Die Elektrifizierung war der zweite Schritt: eine spielerische Fühlungnahme zum schwarzen Urban Funk. "HipHop ist Jazz", behauptete Cassandra damals, und: "Die wirklich guten Rapper swingen". Riffs vom Synthesizer, knallende Funk-Bässe, der Drum-Computer und rockige E-Gitarren gaben der Musik plötzlich ein aggressiv-poppiges Outfit, das den Gesamteindruck radikal veränderte. Die metrischen Spannungen und das melodische Feeling indes blieben dieselben.

Freilich: Die Jazz-Hipsters fingen mit der Ästhetik des Rap in der Regel wenig an.

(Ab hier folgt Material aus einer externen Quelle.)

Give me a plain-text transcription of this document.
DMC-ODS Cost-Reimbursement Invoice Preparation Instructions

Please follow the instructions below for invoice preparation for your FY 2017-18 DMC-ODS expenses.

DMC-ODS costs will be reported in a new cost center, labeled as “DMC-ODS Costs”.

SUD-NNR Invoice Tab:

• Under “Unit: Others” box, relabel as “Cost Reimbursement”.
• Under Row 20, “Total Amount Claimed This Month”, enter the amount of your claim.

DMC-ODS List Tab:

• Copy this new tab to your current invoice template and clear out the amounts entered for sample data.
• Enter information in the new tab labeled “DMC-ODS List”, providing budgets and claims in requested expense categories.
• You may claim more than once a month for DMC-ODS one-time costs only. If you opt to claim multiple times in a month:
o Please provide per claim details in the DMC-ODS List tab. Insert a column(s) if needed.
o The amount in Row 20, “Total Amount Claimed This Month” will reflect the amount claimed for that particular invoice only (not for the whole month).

Den HipHop-Fans wiederum war das jazzige Brimborium viel zu abstrakt, der Tanzbeat nicht straight genug. Und die an schwarzen Nationalismus grenzende Selbstdarstellung der M-Base machte es auch den Medien nicht leicht. Nur ein unbedingter Steve-Coleman-Jünger konnte 1989 noch jubeln: "Was da in ungeraden Metren oder Timelines komponiert ist, in Fünf-, Sieben-, Zehn- oder Fünfzehnvierteltakten, was da an Ostinati, Melodien, Soli und Mehrfach-Trackings miteinander kombiniert wurde, übersteigt beim ersten und auch noch beim fünften Hören jede Auffassungsgabe".

Steve Coleman und Cassandra Wilson stellten sich als die Pioniere der Bewegung dar und waren es wohl auch. Greg Osby, der auf seiner ersten Platte "Sound Theatre" noch durch Koto-Klänge überraschte, folgte bald Colemans Pfad durch den Electronic-Sax-Funk-Dschungel. Doch die Dichte und Virtuosität der "Five Elements" erreichte bis heute keiner.

Trotz gemeinsamer Trends war die M-Base eher eine Gruppe von Musikern als ein einheitliches Konzept. Gern übersehen werden die Nebendarsteller auf der Szene - Leute wie Gitarrist David Gilmore, Sängerin D.K.Dyson, die Keyboarder James Weidman und Rod Williams, die großartige Geri Allen. Noch heute spielt Kevin Bruce Harris den sattesten Funk-Baß zwischen Brooklyn und Philadelphia - mit einem sicheren Gespür für poppige Melodien. Ebenfalls zu den Pionieren gehörte der heute ausgebuchte Marvin "Smitty" Smith, in dessen undogmatischem Schlagzeugspiel Doug Hammonds Impuls noch immer weiterwirkt.

Die M-Base war ein Sprungbrett für Karrieren und Trends, die heute gar nicht mehr so interessant sind. Immerhin: Das vielberufene "HipHop meets Bebop" wäre ohne die Szene von damals nicht denkbar. Für mich war die M-Base ein halbes Jahrzehnt Spannung im Jazz. Daß da manches Versprechen nicht eingelöst wurde, gehört zur Mythenbildung dazu. Auch im Bebop, auch im Free Jazz lag mehr und anderes in der Luft, das irgendwann aber doch in einem unvermutet neuen Sinn Wirklichkeit wurde - nicht zuletzt im Sound aus Brooklyn.